Pet rescues part of the job for area firefighters

Woodstock Fire Rescue District firefighters demonstrate Monday how they could use an oxygen mask to help resuscitate a unconscious dog at the Woodstock Fire Rescue District headquarters in Woodstock.
Woodstock Fire Rescue District firefighters demonstrate Monday how they could use an oxygen mask to help resuscitate a unconscious dog at the Woodstock Fire Rescue District headquarters in Woodstock.

It might be a pet owner’s worst nightmare – a house fire where they are able to escape, but unable to get their animals out safely before emergency responders arrive.

The smoke detector may sound, prompting the resident to immediately check the home for flames and smoke. Calling 911 and evacuating those inside would most commonly follow.

Some pets easily escape by following their owners. Others often scurry and hide, or the fire will be so severe the owner has no chance of getting them out without risking his or her own safety.

“People are attached to their pets and look at these animals as members of the family,” said Ralph Webster, chief of the Woodstock Fire Rescue District. “If the pet is your loved one, once your family is safe, your attention immediately turns to saving that animal.”

Emergency crews understand the bond between pets and their masters, but leaving the rescue efforts to the professionals can mean the difference between life and death, local fire experts agree. Armed with equipment and the proper training, firefighters will work to save pets whenever, and however, they can.

Woodstock fire rescue personnel save about 10 pets a year, Webster said. That includes cats and dogs during house fires, among other incidents.

When fighting fires, life safety remains the top priority, with crews first focusing on getting all parties involved evacuated from the home, he said. Once everyone is accounted for and safe, firefighters then focus on controlling and extinguishing the fire.

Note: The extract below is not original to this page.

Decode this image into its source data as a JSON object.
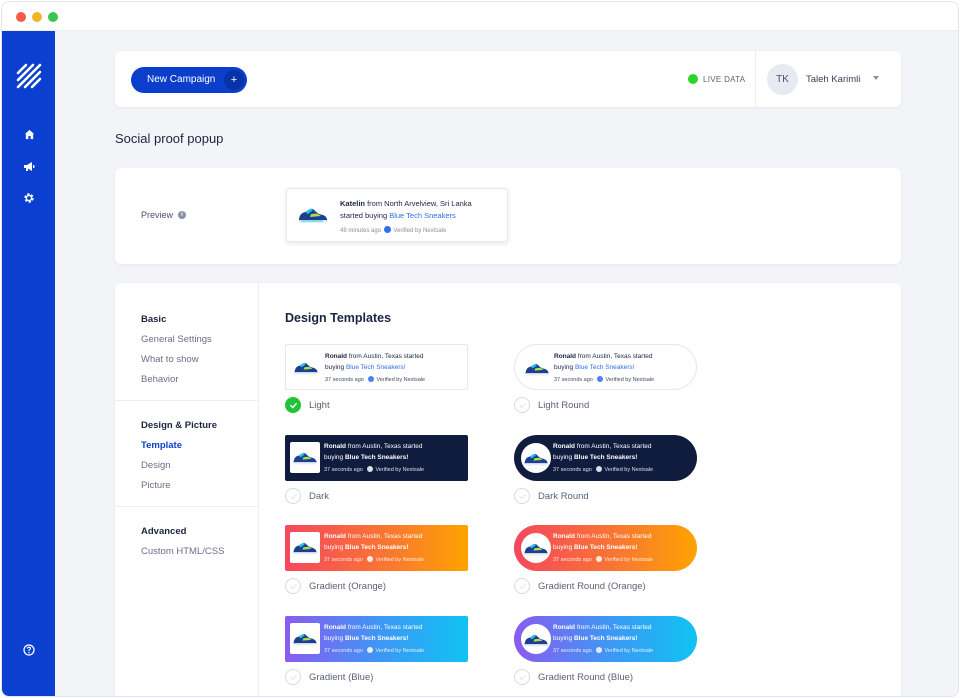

“We know how much these people care for their animals, but life safety and extinguishing the fire are the most important things,” Webster said. “You cannot go back in. You have to let us know you have an animal, and then let us handle our priorities.”

Oftentimes, the animals escape on their own or hide somewhere inside the home. In some cases, they will be waiting by the doorway when emergency responders arrive.

“Pets are pretty smart in their own right,” said Ken Caudle, chief of the Huntley Fire Protection District. “We try and treat them like children: They are going to get out on their own or go and hide. When we get there, we need to know if anyone, including animals, is still in the house.”

Fire officials say it’s critical that pet owners fight the urge to run back into the home to try to save their pet, and be patient with firefighters, who are dealing with a multitude of situations.

“If we don’t seem to be acting fast enough or seem concerned enough, it tends to put people in a tailspin,” Webster said. “You have to understand that you cannot go back in.”

Fire Chief Tony Huemann of the McHenry Township Fire Protection District agreed.

“You can’t put your life at risk to save your pets,” he said. “Just let us know where they normally stay, and we will try and get them out without putting firefighters’ lives at risk.”

Aiding local departments with pet rescues is specialized equipment, such as oxygen masks, that can be used on animals. Among other local departments, Woodstock, Huntley and McHenry Township are equipped with pet oxygen masks.

Many departments received the masks free as a part of Project Breathe through the Invisible Fence Brand of Northwest Illinois, which is based in Crystal Lake.

The initiative is part of a national campaign to equip every fire station in Canada, the U.S. and United Kingdom with pet oxygen masks. The group recently donated more than 250 masks to the Chicago Fire Department.

“It makes a big difference,” said Joyce Brennan, owner of Invisible Fence Brand of Northwest Illinois. “All these departments have the masks and training to deal with the general emergency care of a pet.”

Rescue efforts reach well beyond cats and dogs, and in rural parts of the county, also include rescue personnel having to handle horse emergencies.

Many departments also have received training for barn fires where horses are involved and vehicle accidents that involve horse trailers, Caudle said.

Some of the more interesting pet rescue efforts have included dogs being trapped on frozen bodies of water, cats getting stuck in HVAC units and even canines get their paws caught in the unlikeliest of places, such as radiators, Webster said.

“Each incident is significant to the pet owners, and we are sensitive to that,” Huemann said. “We strive to do everything we can to save them.”